Что самое важное и нужное для человека? Быть возможной чаще с Господом, если можно всегда быть с Ним. Иисусова молитва, полученная из рук странника, стала той нитью, ухватив которую Соловьев выбрался из своих оккультных скитаний в поисках лжеименной премудрости Софии. Ту же нить он бросил и Новоселову, чтобы тот мог выбраться из других скитаний по дорогам толстовского рационализма. Христианство, основанное на постоянной внутренней молитве, — это и существенно иное христианство, нежели то, что уже было знакомо русской интеллигенции. Серафим Саровский называл монахов без внутренней молитвы «черными главешками», но ведь сказанное о монахах нужно применить и вообще ко всем тем, кто всерьез хочет быть христианами. Хомяков и Иван Аксаков в свое время сознательно, хотя и не ведая, что творят, отвергли учение о непрестанной молитве. Достоевский к нему так не пришел, и поэтому его старец Зосима оказался, по мнению оптинских монахов, засвидетельствованному Леонтьевым, таким же неестественным и по неволе карикатурным, как его же отец Ферапонт.

Практика внутренней молитвы имеет такое свойство, что от прикосновения к ней невозможно остаться прежним или хотя бы нормальным. Через нее путь только либо в серьезное христианство, либо в прелесть, что тоже серьезно. К ней прикоснулись супруги Киреевские, к ней прикоснулся Леонтьев, и изменились навсегда. Но после Леонтьева к ней прикоснулся уже не один человек, не один Новоселов, но целая генерация молодых христиан. Те из них, кого мы уже упомянули или кого предстоит упомянуть, были в возрасте Новоселова или даже точно его года рождения. Иосиф Фудоль, Великая княгиня Елизавета Федоровна, Антоний Болотович, От этой довольно большой группы поколения 1860-х пошла уже цепная реакция, прежде всего через родившихся на 20 лет позже, в 1880-х, и ставших их учениками. Эти два поколения принесут огромную жатву новомучеников и исповедников российских, когда количество пострадавших за Христа в течение 20-30 лет превысит их общее количество за всю христианскую историю. Оборотной стороной такого воспитания на странники и молитве Иисусовой в тогдашних условиях церковной жизни стала потенциальная конфликтность, так как церковный мейнстрим был иным.
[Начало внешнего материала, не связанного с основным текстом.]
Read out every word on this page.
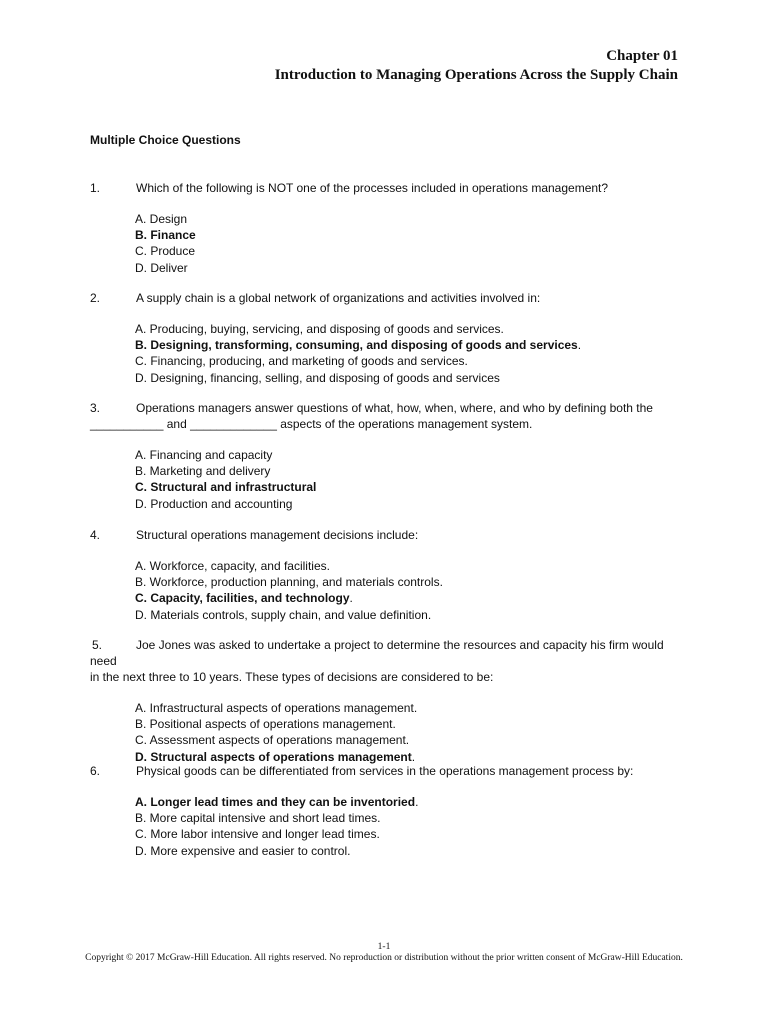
Chapter 01
Introduction to Managing Operations Across the Supply Chain
Multiple Choice Questions
1.	Which of the following is NOT one of the processes included in operations management?
A. Design
B. Finance
C. Produce
D. Deliver
2.	A supply chain is a global network of organizations and activities involved in:
A. Producing, buying, servicing, and disposing of goods and services.
B. Designing, transforming, consuming, and disposing of goods and services.
C. Financing, producing, and marketing of goods and services.
D. Designing, financing, selling, and disposing of goods and services
3.	Operations managers answer questions of what, how, when, where, and who by defining both the
___________ and _____________ aspects of the operations management system.
A. Financing and capacity
B. Marketing and delivery
C. Structural and infrastructural
D. Production and accounting
4.	Structural operations management decisions include:
A. Workforce, capacity, and facilities.
B. Workforce, production planning, and materials controls.
C. Capacity, facilities, and technology.
D. Materials controls, supply chain, and value definition.
5.	Joe Jones was asked to undertake a project to determine the resources and capacity his firm would need
in the next three to 10 years. These types of decisions are considered to be:
A. Infrastructural aspects of operations management.
B. Positional aspects of operations management.
C. Assessment aspects of operations management.
D. Structural aspects of operations management.
6.	Physical goods can be differentiated from services in the operations management process by:
A. Longer lead times and they can be inventoried.
B. More capital intensive and short lead times.
C. More labor intensive and longer lead times.
D. More expensive and easier to control.
1-1
Copyright © 2017 McGraw-Hill Education. All rights reserved. No reproduction or distribution without the prior written consent of McGraw-Hill Education.
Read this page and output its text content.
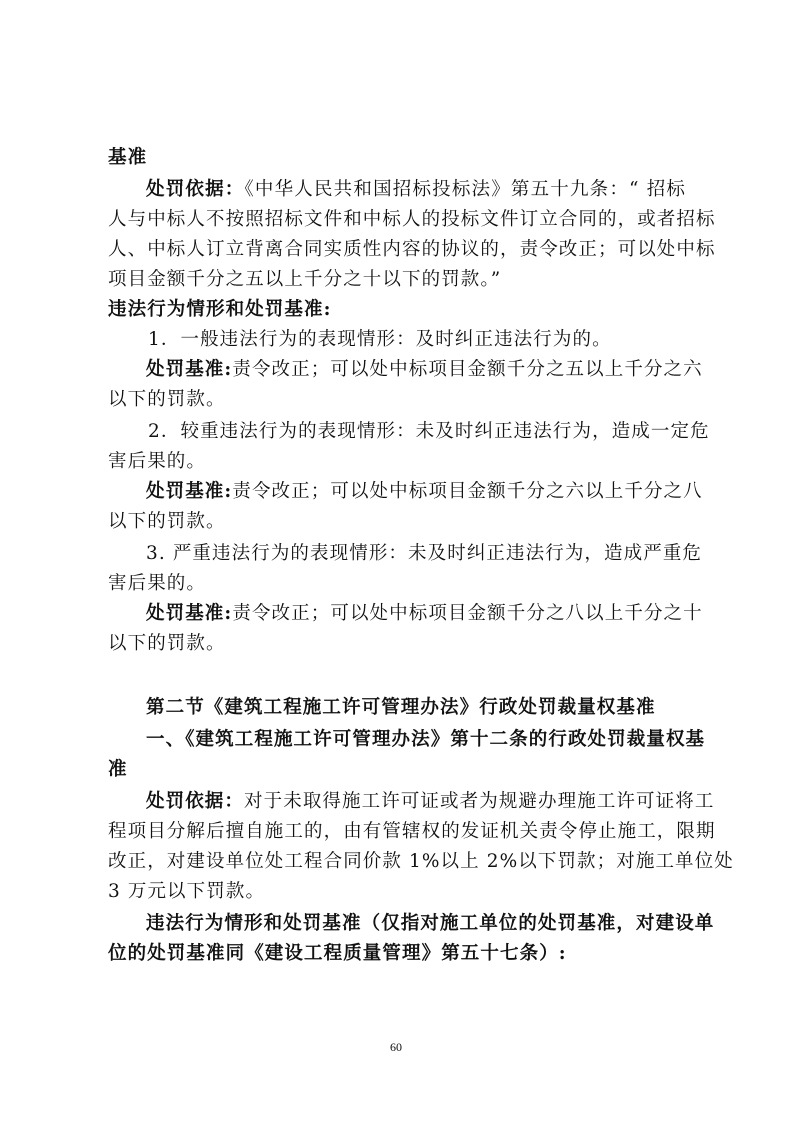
基准
处罚依据：《中华人民共和国招标投标法》第五十九条：“ 招标
人与中标人不按照招标文件和中标人的投标文件订立合同的，或者招标
人、中标人订立背离合同实质性内容的协议的，责令改正；可以处中标
项目金额千分之五以上千分之十以下的罚款。”
违法行为情形和处罚基准:
1．一般违法行为的表现情形：及时纠正违法行为的。
处罚基准:责令改正；可以处中标项目金额千分之五以上千分之六
以下的罚款。
2．较重违法行为的表现情形：未及时纠正违法行为，造成一定危
害后果的。
处罚基准:责令改正；可以处中标项目金额千分之六以上千分之八
以下的罚款。
3. 严重违法行为的表现情形：未及时纠正违法行为，造成严重危
害后果的。
处罚基准:责令改正；可以处中标项目金额千分之八以上千分之十
以下的罚款。
第二节《建筑工程施工许可管理办法》行政处罚裁量权基准
一、《建筑工程施工许可管理办法》第十二条的行政处罚裁量权基
准
处罚依据：对于未取得施工许可证或者为规避办理施工许可证将工
程项目分解后擅自施工的，由有管辖权的发证机关责令停止施工，限期
改正，对建设单位处工程合同价款 1%以上 2%以下罚款；对施工单位处
3 万元以下罚款。
违法行为情形和处罚基准（仅指对施工单位的处罚基准，对建设单
位的处罚基准同《建设工程质量管理》第五十七条）:
60
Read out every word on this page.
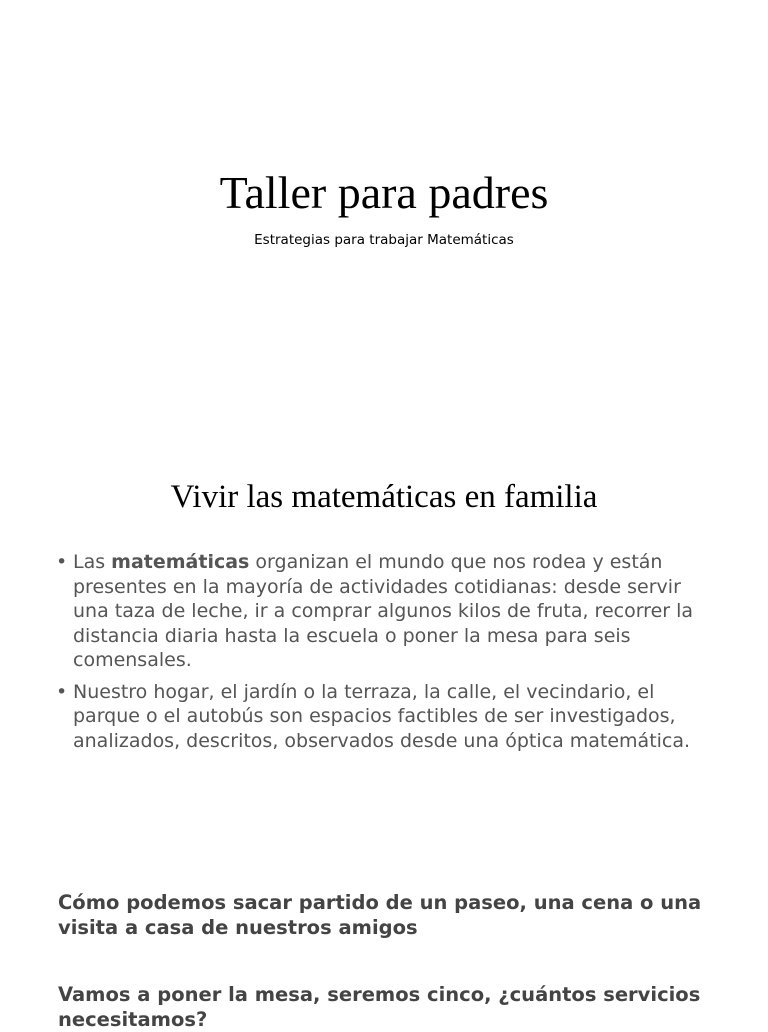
Taller para padres
Estrategias para trabajar Matemáticas
Vivir las matemáticas en familia
• Las matemáticas organizan el mundo que nos rodea y están presentes en la mayoría de actividades cotidianas: desde servir una taza de leche, ir a comprar algunos kilos de fruta, recorrer la distancia diaria hasta la escuela o poner la mesa para seis comensales.
• Nuestro hogar, el jardín o la terraza, la calle, el vecindario, el parque o el autobús son espacios factibles de ser investigados, analizados, descritos, observados desde una óptica matemática.

Cómo podemos sacar partido de un paseo, una cena o una visita a casa de nuestros amigos

Vamos a poner la mesa, seremos cinco, ¿cuántos servicios necesitamos?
Ведь одно дело – вера, которая приобретается от молитвы, а другое дело – вера, которая приобретается без всякой молитвы, и о которой, указывая на ее неспасительность, Несмотря на правильность, апостол Иаков сказал «И беси веруют и трепещут». Приемники нестяжателей в начале XX века окажутся приемниками их проблем XVI века, так как они проснутся духовно в Церкви Победившего и Перегнившего Иосифлянства, в том смысле, в каком этим словом называли противников нестяжателей XVI века. Парадоксально, но факт. В XX веке имя Иосифлян в честь другого Иосифа получат как раз противники советского Иосифлянства, и одним из их вождей станет Новоселов. Можно не сомневаться, что в XVI веке Новоселова ждала бы судьба Васяна Патрикеева, но в XX веке его ждала судьба не лучше и, конечно, не хуже.